RAMAZAN BEREKETİ

RAMAZAN BEREKETİ

Bir Ramazana daha girmiş olmanın mutluluğunu yaşıyoruz. “Ramazan” kelimesinn sözlük anlamlarından biri, yer yüzünü toz ve kirlerden temizleyen yaz sonu yağmurları demektir. Bu mübârek ay inşâllah mâsivâ kirlerinden arınmamıza, vehimlerimizin ve nefsimizin tozundan, pasından temizlenmemize vesîle olur.

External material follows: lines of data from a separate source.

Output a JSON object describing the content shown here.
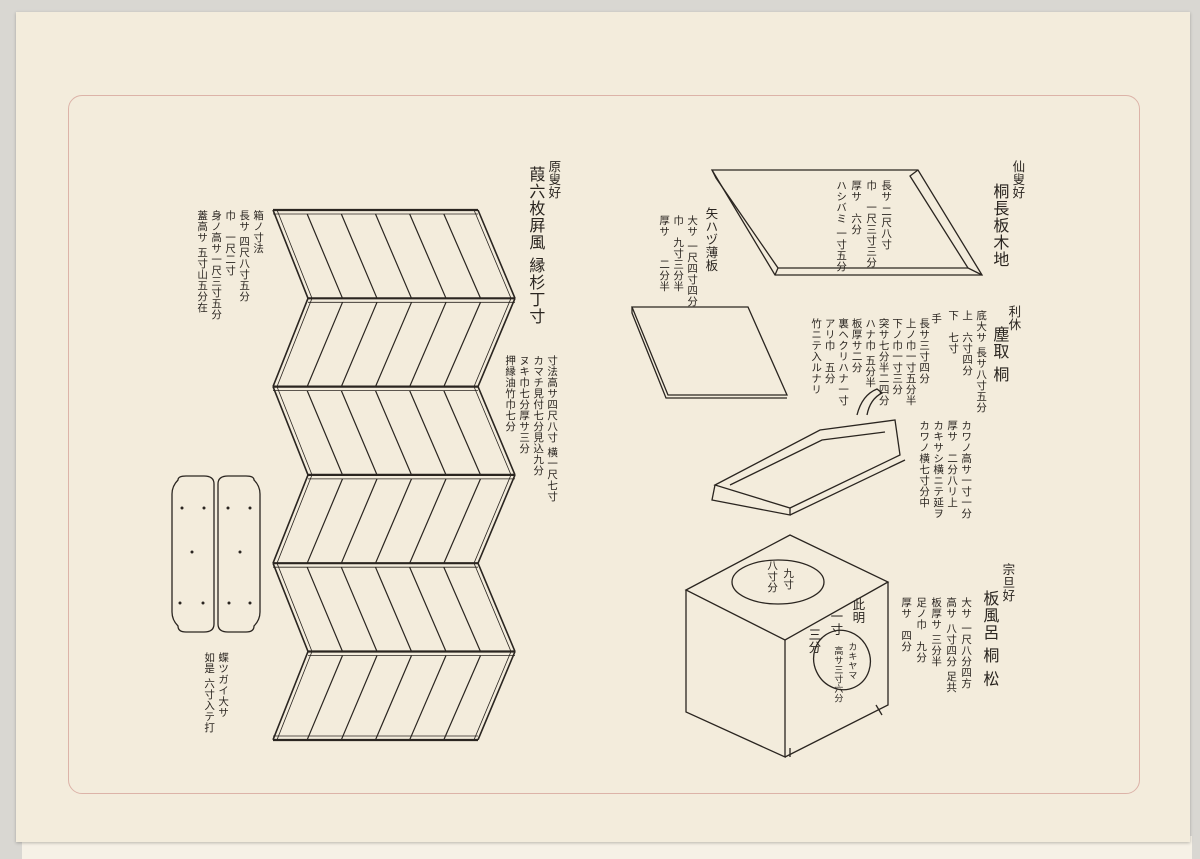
{
  "page": {
    "paper_color": "#f3ecdc",
    "ink_color": "#2a2520",
    "frame_color": "#dcb3a8"
  },
  "screen": {
    "maker": "原叟好",
    "title": "葭六枚屛風 縁杉丁寸",
    "box_dims": [
      "箱ノ寸法",
      "長サ 四尺八寸五分",
      "巾　一尺二寸",
      "身ノ高サ一尺三寸五分",
      "蓋高サ 五寸山五分在"
    ],
    "dims": [
      "寸法高サ四尺八寸 横一尺七寸",
      "カマチ見付七分見込九分",
      "ヌキ巾七分厚サ三分",
      "押縁油竹巾七分"
    ],
    "hinge_caption": [
      "蝶ツガイ大サ",
      "如是 六寸入テ打"
    ]
  },
  "long_board": {
    "maker": "仙叟好",
    "title": "桐長板木地",
    "dims": [
      "長サ 二尺八寸",
      "巾　一尺三寸三分",
      "厚サ　六分",
      "ハシバミ 一寸五分"
    ]
  },
  "thin_board": {
    "title": "矢ハヅ薄板",
    "dims": [
      "大サ 一尺四寸四分",
      "巾　九寸三分半",
      "厚サ　　二分半"
    ]
  },
  "dustpan": {
    "maker": "利休",
    "title": "塵取 桐",
    "base": [
      "底大サ 長サ八寸五分",
      "上　六寸四分",
      "下　七寸"
    ],
    "handle_label": "手",
    "handle": [
      "長サ三寸四分",
      "上ノ巾一寸五分半",
      "下ノ巾一寸三分",
      "突サ七分半二四分",
      "ハナ巾 五分半",
      "板厚サ二分",
      "裏ヘクリハナ一寸",
      "アリ巾　五分",
      "竹ニテ入ルナリ"
    ],
    "side": [
      "カワノ高サ一寸一分",
      "厚サ　二分八リ上",
      "カキサシ横ニテ延ヲ",
      "カワノ横七寸分中"
    ]
  },
  "furo": {
    "maker": "宗旦好",
    "title": "板風呂 桐 松",
    "dims": [
      "大サ 一尺八分四方",
      "高サ 八寸四分 足共",
      "板厚サ 三分半",
      "足ノ巾　九分",
      "厚サ　四分"
    ],
    "top_oval": [
      "九寸",
      "八寸分"
    ],
    "side_note": [
      "此明",
      "一寸",
      "三分"
    ],
    "side_oval": [
      "カキヤマ",
      "高サ三寸六分"
    ]
  }
}
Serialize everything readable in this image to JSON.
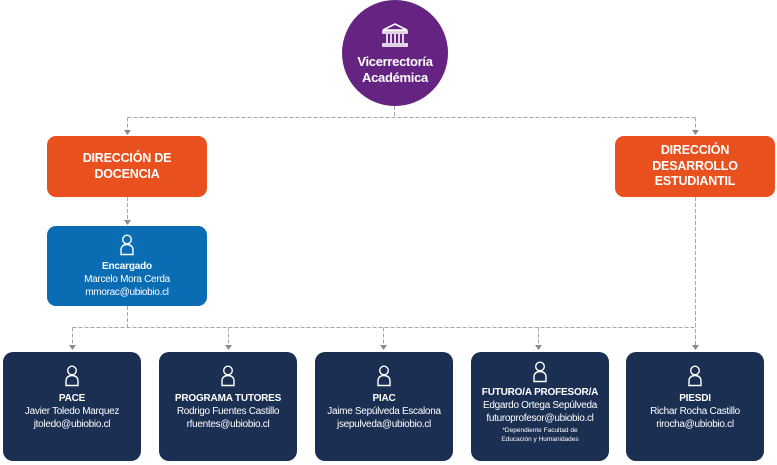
{
  "colors": {
    "root": "#662482",
    "direction": "#e8501e",
    "manager": "#0a6db3",
    "unit": "#1b2f52",
    "connector": "#a6a6a6"
  },
  "root": {
    "icon": "institution-building-icon",
    "label_line1": "Vicerrectoría",
    "label_line2": "Académica"
  },
  "directions": [
    {
      "label": "DIRECCIÓN DE\nDOCENCIA"
    },
    {
      "label": "DIRECCIÓN\nDESARROLLO\nESTUDIANTIL"
    }
  ],
  "manager": {
    "icon": "person-icon",
    "title": "Encargado",
    "name": "Marcelo Mora Cerda",
    "email": "mmorac@ubiobio.cl"
  },
  "units": [
    {
      "icon": "person-icon",
      "title": "PACE",
      "name": "Javier Toledo Marquez",
      "email": "jtoledo@ubiobio.cl"
    },
    {
      "icon": "person-icon",
      "title": "PROGRAMA TUTORES",
      "name": "Rodrigo Fuentes Castillo",
      "email": "rfuentes@ubiobio.cl"
    },
    {
      "icon": "person-icon",
      "title": "PIAC",
      "name": "Jaime Sepúlveda Escalona",
      "email": "jsepulveda@ubiobio.cl"
    },
    {
      "icon": "person-icon",
      "title": "FUTURO/A PROFESOR/A",
      "name": "Edgardo Ortega Sepúlveda",
      "email": "futuroprofesor@ubiobio.cl",
      "note_line1": "*Dependiente Facultad de",
      "note_line2": "Educación y Humanidades"
    },
    {
      "icon": "person-icon",
      "title": "PIESDI",
      "name": "Richar Rocha Castillo",
      "email": "rirocha@ubiobio.cl"
    }
  ]
}
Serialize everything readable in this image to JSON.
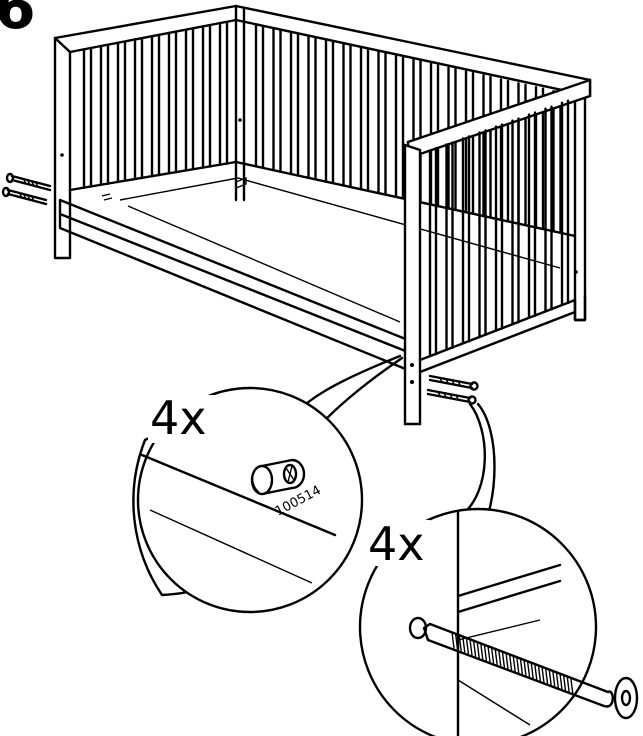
{
  "step": {
    "number": "6"
  },
  "callout_cam": {
    "quantity": "4x",
    "part_number": "100514"
  },
  "callout_bolt": {
    "quantity": "4x"
  },
  "colors": {
    "line": "#000000",
    "background": "#ffffff"
  },
  "icons": [
    "cam-dowel-icon",
    "bolt-icon"
  ]
}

Bütün müslümanlar Ramazanı çok severler. Fakat milletimiz bu ayı bir başka coşku ve ilgiyle benimsemiştir. Ona “On bir ayın sultanı” demiş, onu mânilerle ve şiirlerle karşılamıştır:

Hakk’ın bize ihsânısın

Hem ayların sultânısın

Sen bir saâdet kânısın

Ey mâh-ı sultan merhaba..

demiştir.

Ramazan ayının dinî ve sosyal hayatımızda silinmez damgaları vardır. O, kültürümüzün önemli bir parçasıdır. Her Ramazanda güzel vatanımızın bütün ufkunu dinî, manevî bir atmosfer kuşatır. Bu, herhangi bir zorlamayla değil, kendiliğinden oluşur. Sanki bir Ramazan mâneviyeti her yerde hissedilir. Gazeteler, radyolar ve televizyonlar yayınlarında Ramazanın kudsiyetine iştirak ederler. Bazı eğlence yerleri ve meyhâneler tâtile girer.

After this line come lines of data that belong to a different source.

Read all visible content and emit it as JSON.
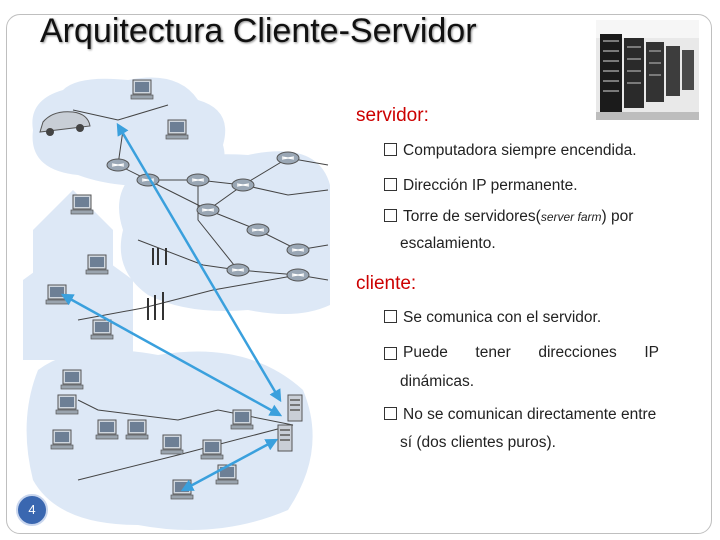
{
  "slide": {
    "title": "Arquitectura Cliente-Servidor",
    "page_number": "4"
  },
  "servidor": {
    "heading": "servidor:",
    "bullets": [
      "Computadora siempre encendida.",
      "Dirección IP permanente."
    ],
    "farm_line": {
      "before": "Torre de servidores(",
      "italic": "server farm",
      "after": ") por",
      "continuation": "escalamiento."
    }
  },
  "cliente": {
    "heading": "cliente:",
    "bullets": [
      "Se comunica con el servidor."
    ],
    "ip_line_words": [
      "Puede",
      "tener",
      "direcciones",
      "IP"
    ],
    "ip_line_continuation": "dinámicas.",
    "peer_line": "No se comunican directamente entre",
    "peer_line_continuation": "sí (dos clientes puros)."
  },
  "colors": {
    "heading": "#cc0000",
    "link_arrow": "#3aa0dd",
    "cloud": "#dde8f6",
    "page_badge": "#3a67b0"
  }
}
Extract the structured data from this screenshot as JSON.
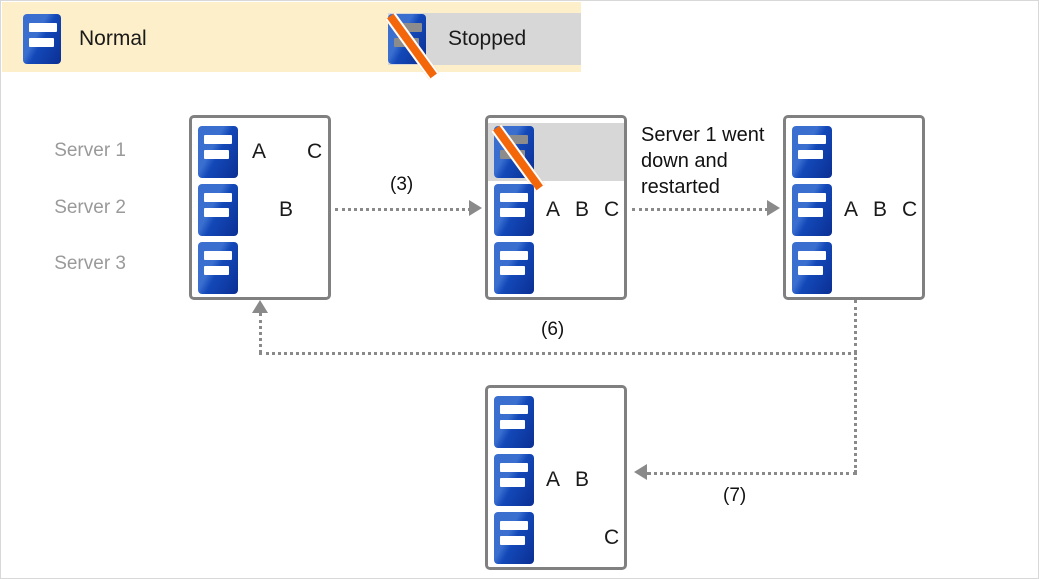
{
  "legend": {
    "items": [
      {
        "icon": "server-icon",
        "label": "Normal",
        "state": "normal"
      },
      {
        "icon": "server-stopped-icon",
        "label": "Stopped",
        "state": "stopped"
      }
    ],
    "band_color": "#fdefc9",
    "chip_color": "#d7d7d7"
  },
  "row_labels": [
    {
      "label": "Server 1"
    },
    {
      "label": "Server 2"
    },
    {
      "label": "Server 3"
    }
  ],
  "nodes": [
    {
      "id": "state-1",
      "rows": [
        {
          "state": "normal",
          "highlight": false,
          "items": [
            "A",
            "C"
          ]
        },
        {
          "state": "normal",
          "highlight": false,
          "items": [
            "B"
          ]
        },
        {
          "state": "normal",
          "highlight": false,
          "items": []
        }
      ]
    },
    {
      "id": "state-2",
      "rows": [
        {
          "state": "stopped",
          "highlight": true,
          "items": []
        },
        {
          "state": "normal",
          "highlight": false,
          "items": [
            "A",
            "B",
            "C"
          ]
        },
        {
          "state": "normal",
          "highlight": false,
          "items": []
        }
      ]
    },
    {
      "id": "state-3",
      "rows": [
        {
          "state": "normal",
          "highlight": false,
          "items": []
        },
        {
          "state": "normal",
          "highlight": false,
          "items": [
            "A",
            "B",
            "C"
          ]
        },
        {
          "state": "normal",
          "highlight": false,
          "items": []
        }
      ]
    },
    {
      "id": "state-4",
      "rows": [
        {
          "state": "normal",
          "highlight": false,
          "items": []
        },
        {
          "state": "normal",
          "highlight": false,
          "items": [
            "A",
            "B"
          ]
        },
        {
          "state": "normal",
          "highlight": false,
          "items": [
            "C"
          ]
        }
      ]
    }
  ],
  "annotation": {
    "text": "Server 1 went down and restarted"
  },
  "edges": [
    {
      "id": "edge-3",
      "label": "(3)"
    },
    {
      "id": "edge-6",
      "label": "(6)"
    },
    {
      "id": "edge-7",
      "label": "(7)"
    }
  ],
  "colors": {
    "server_blue_light": "#3a6fd4",
    "server_blue_dark": "#0b2f93",
    "slash_orange": "#f4660a",
    "box_border": "#808080",
    "connector_gray": "#8a8a8a",
    "row_label_gray": "#9a9a9a",
    "highlight_gray": "#d7d7d7",
    "legend_band": "#fdefc9"
  }
}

Ramazanda câmiler daha bir şenlenir, temizlenir, kandiller ve mahyalarla süslenir. İftar sofraları, sahurları, karşılıklı dâvet ve ziyaretleri, davulcu ve mânileriyle bir başka âlemdir Ramazan. Bütün gün oruç tuıtan insanımız, genciyle yaşlısıyla terâvih namazlarına koşarlar. Ne hikmettir bilinmez, başka zamanlarda tenhâ olan câmilerimiz, terâvih namazlarında dolup taşar. Hele ilk günlerde, geç kalmamalı, iftardan biraz sonra câminin yolunu tutmalısınız. Aksi halde içeride yer bulamaz, dışarıda kalırsınız.

KÜLTÜRÜMÜZDE RAMAZAN

Ramazan sadece dinî bir konu değildir. Kültürümüzde Ramazanın etkisi büyüktür. Şiirimizde, edebiyatımızda, bilhassa şifahî kültürde, Ramazan ve oruç çok canlı bir unsurdur. Ramazan mânileri, Ramazan fıkraları, bilmeceler bulunmaz güzellikler taşır.

Yakın zamanlara kadar bilmecelerimiz önemli bir kültür bağı oluştururdu. Meselâ biri soradı:

-Bir tabak yemişim var; yarısı yenir, yarısı yenmez, bil bakalım nedir?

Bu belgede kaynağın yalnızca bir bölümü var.